The five-member Police Chief Selection Committee has completed interviews of the six candidates.

Dover residents will learn May 4 who has been nominated as the city’s next chief of police.

The five-member Police Chief Selection Committee wrapped up the last two of six interviews during an executive session April 20 at City Hall. All but one were conducted in person, the other via Skype.

The panel agreed by consensus to vote on a final candidate during a special council meeting in two weeks. They originally planned to make the announcement April 27, but agreed to vote on a final choice and hold a confirmation vote the same night, May 4.

Christiansen announced earlier this month the city had received 34 applications for the job, the result of a nationwide advertising campaign to alert prospective candidates. That number was pared down to seven finalists by April 6.

Two candidates were interviewed in person behind closed doors on April 13, with two additional prospects brought in April 19.

One of the seven finalists withdrew his application before his scheduled interview, Christiansen said.

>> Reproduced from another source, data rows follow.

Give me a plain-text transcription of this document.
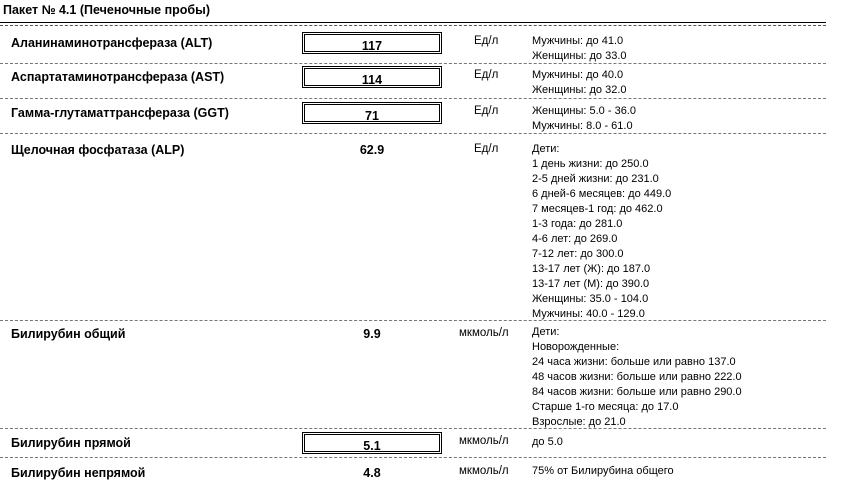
Пакет № 4.1 (Печеночные пробы)
Аланинаминотрансфераза (ALT)	117	Ед/л	Мужчины: до 41.0
Женщины: до 33.0
Аспартатаминотрансфераза (AST)	114	Ед/л	Мужчины: до 40.0
Женщины: до 32.0
Гамма-глутаматтрансфераза (GGT)	71	Ед/л	Женщины: 5.0 - 36.0
Мужчины: 8.0 - 61.0
Щелочная фосфатаза (ALP)	62.9	Ед/л	Дети:
1 день жизни: до 250.0
2-5 дней жизни: до 231.0
6 дней-6 месяцев: до 449.0
7 месяцев-1 год: до 462.0
1-3 года: до 281.0
4-6 лет: до 269.0
7-12 лет: до 300.0
13-17 лет (Ж): до 187.0
13-17 лет (М): до 390.0
Женщины: 35.0 - 104.0
Мужчины: 40.0 - 129.0
Билирубин общий	9.9	мкмоль/л Дети:
Новорожденные:
24 часа жизни: больше или равно 137.0
48 часов жизни: больше или равно 222.0
84 часов жизни: больше или равно 290.0
Старше 1-го месяца: до 17.0
Взрослые: до 21.0
Билирубин прямой	5.1	мкмоль/л до 5.0
Билирубин непрямой	4.8	мкмоль/л 75% от Билирубина общего
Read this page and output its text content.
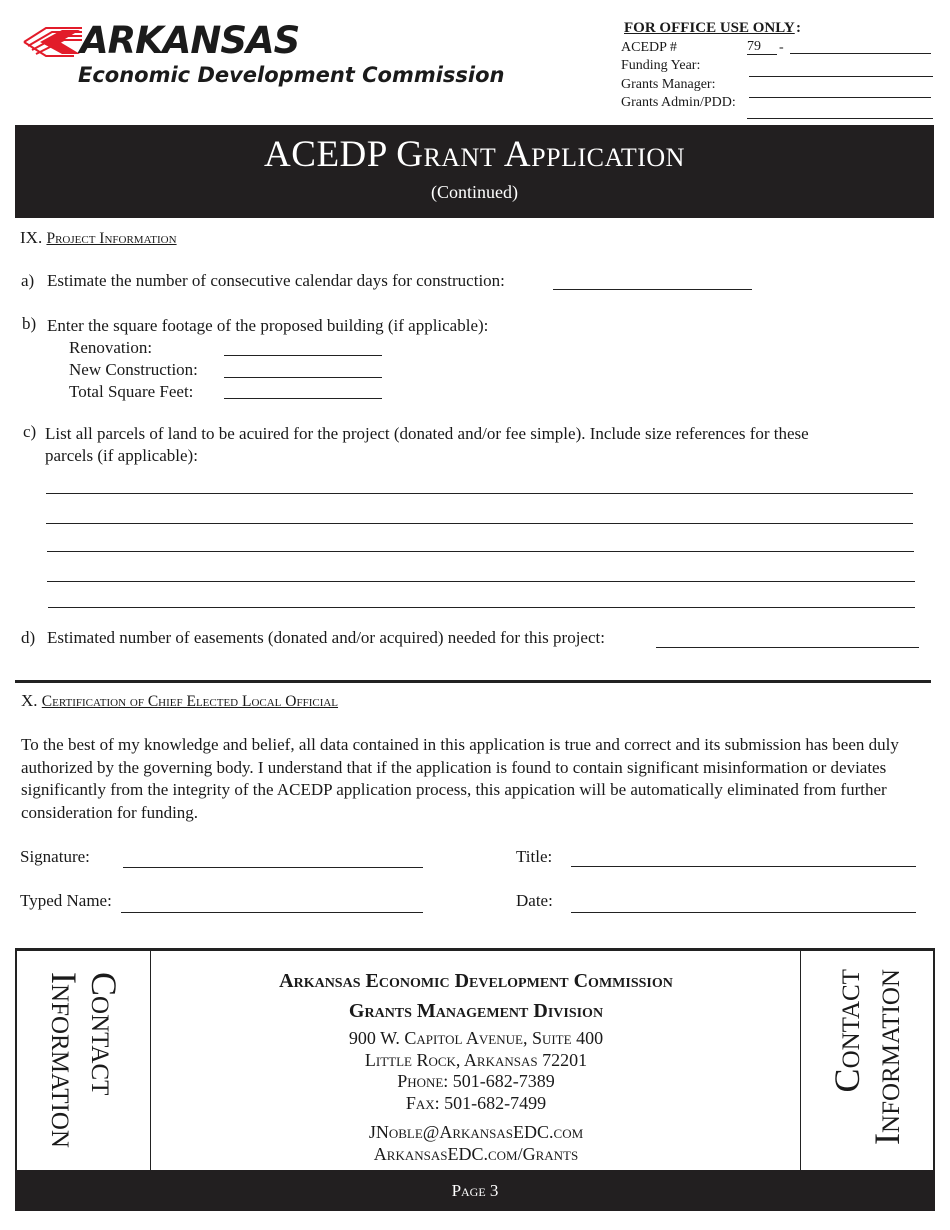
ARKANSAS
Economic Development Commission
FOR OFFICE USE ONLY :
ACEDP #	79	-
Funding Year:
Grants Manager:
Grants Admin/PDD:
ACEDP Grant Application
(Continued)
IX. Project Information
a) Estimate the number of consecutive calendar days for construction:
b) Enter the square footage of the proposed building (if applicable):
Renovation:
New Construction:
Total Square Feet:
c) List all parcels of land to be acuired for the project (donated and/or fee simple). Include size references for these
parcels (if applicable):
d) Estimated number of easements (donated and/or acquired) needed for this project:
X. Certification of Chief Elected Local Official
To the best of my knowledge and belief, all data contained in this application is true and correct and its submission has been duly authorized by the governing body. I understand that if the application is found to contain significant misinformation or deviates significantly from the integrity of the ACEDP application process, this appication will be automatically eliminated from further consideration for funding.
Signature:	Title:
Typed Name:	Date:
Contact
Information	Contact Information
Arkansas Economic Development Commission
Grants Management Division
900 W. Capitol Avenue, Suite 400
Little Rock, Arkansas 72201
Phone: 501-682-7389
Fax: 501-682-7499
JNoble@ArkansasEDC.com
ArkansasEDC.com/Grants
Page 3
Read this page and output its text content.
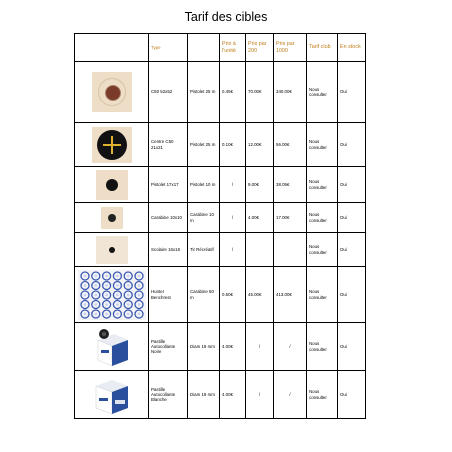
Tarif des cibles
	Type		Prix à l'unité	Prix par 200	Prix par 1000	Tarif club	En stock

	C50 52x52	Pistolet 25 m	0.45€	70.00€	340.00€	Nous consulter	Oui

	Centre C50 21x21	Pistolet 25 m	0.10€	12.00€	56.00€	Nous consulter	Oui

	Pistolet 17x17	Pistolet 10 m	/	9.00€	38.05€	Nous consulter	Oui

	Carabine 10x10	Carabine 10 m	/	4.00€	17.00€	Nous consulter	Oui

	Scolaire 16x16	Tir Récréatif	/			Nous consulter	Oui

	Hunter Benchrest	Carabine 50 m	0.50€	45.00€	413.00€	Nous consulter	Oui

	Pastille Autocollante Noire	Diam 19 mm	4.00€	/	/	Nous consulter	Oui

	Pastille Autocollante Blanche	Diam 19 mm	4.00€	/	/	Nous consulter	Oui
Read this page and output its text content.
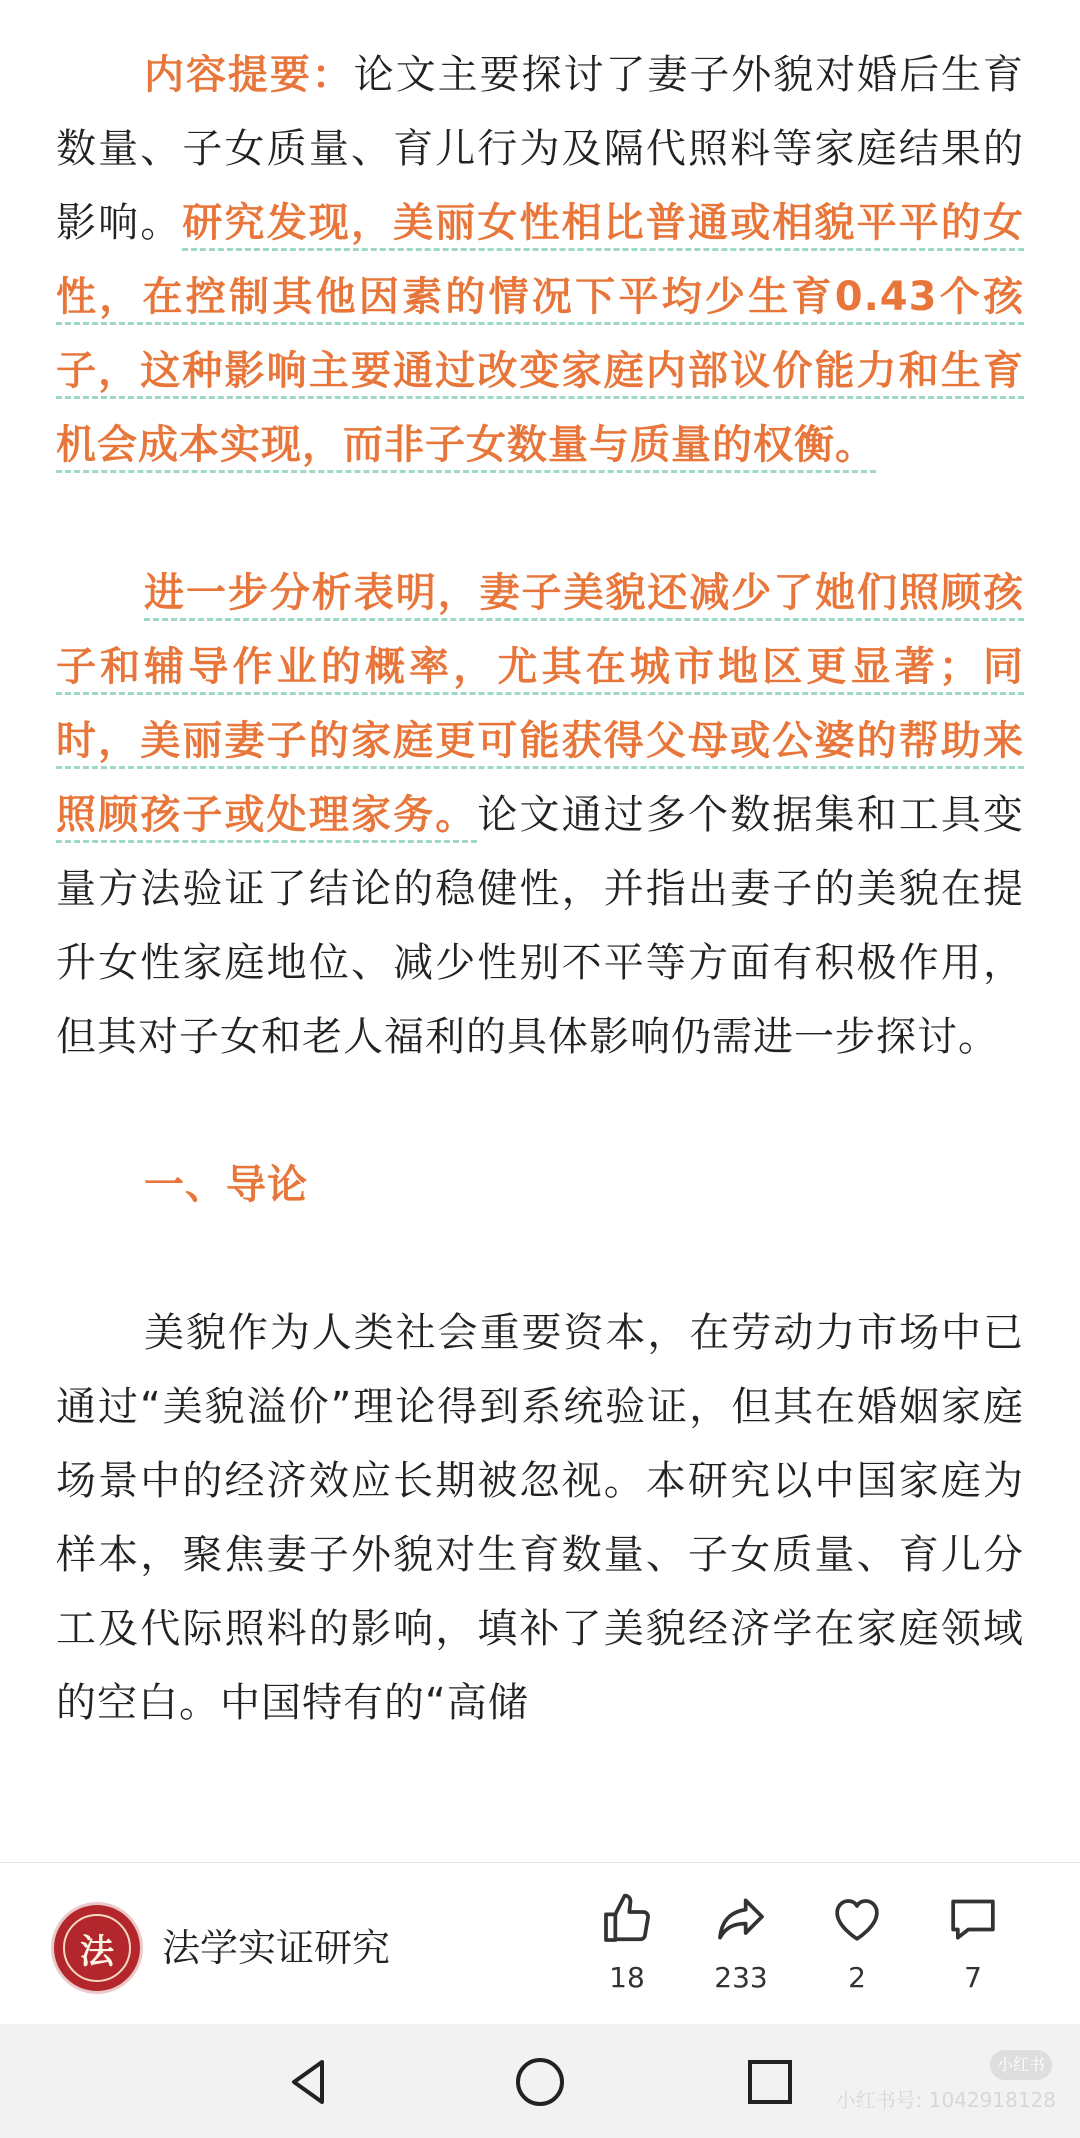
内容提要：论文主要探讨了妻子外貌对婚后生育数量、子女质量、育儿行为及隔代照料等家庭结果的影响。研究发现，美丽女性相比普通或相貌平平的女性，在控制其他因素的情况下平均少生育0.43个孩子，这种影响主要通过改变家庭内部议价能力和生育机会成本实现，而非子女数量与质量的权衡。

进一步分析表明，妻子美貌还减少了她们照顾孩子和辅导作业的概率，尤其在城市地区更显著；同时，美丽妻子的家庭更可能获得父母或公婆的帮助来照顾孩子或处理家务。论文通过多个数据集和工具变量方法验证了结论的稳健性，并指出妻子的美貌在提升女性家庭地位、减少性别不平等方面有积极作用，但其对子女和老人福利的具体影响仍需进一步探讨。

一、导论

美貌作为人类社会重要资本，在劳动力市场中已通过“美貌溢价”理论得到系统验证，但其在婚姻家庭场景中的经济效应长期被忽视。本研究以中国家庭为样本，聚焦妻子外貌对生育数量、子女质量、育儿分工及代际照料的影响，填补了美貌经济学在家庭领域的空白。中国特有的“高储

法	法学实证研究
18	233	2	7
小红书
小红书号: 1042918128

The mayor did not reveal which of the six candidates came from organizations other than the Dover Police Department. This marks the first time a chief of police has been considered from outside the department.

The need for a new department head was prompted by the retirement of Chief of Police Paul M. Bernat in January. The announcement set in motion a new procedure for selecting his replacement.

Up until Bernat’s elevation to the top job in 2014, Dover’s mayor was entrusted with reviewing candidates and forwarding a selection to city council.

Controversy arose, however, when former Mayor Carleton E. Carey Sr. was accused of maneuvering the appointment of Lt. Marvin Mailey to the deputy chief’s job, promoting him over five senior officers. Those officers eventually brought formal complaints against the city, resulting in a $300,000 settlement to all five as well as Carey’s resignation.

The affair caused council to unanimously approve new regulations for selecting a city police chief. That process involved appointing a selection committee consisting of the mayor, city manager, director of human resources, president of city council and a council member, who would set the requirements for the job and then advertise for the position. Again, for the first time, those advertisements included going outside the Dover department.

Christiansen quickly found himself the target of comments by Fourth District Councilman Roy Sudler, who demanded he recuse himself from the selection committee. Sudler had wanted the mayor to forego the selection process and appoint Mailey directly, an action Christiansen refused to take as he said it was prohibited by city code.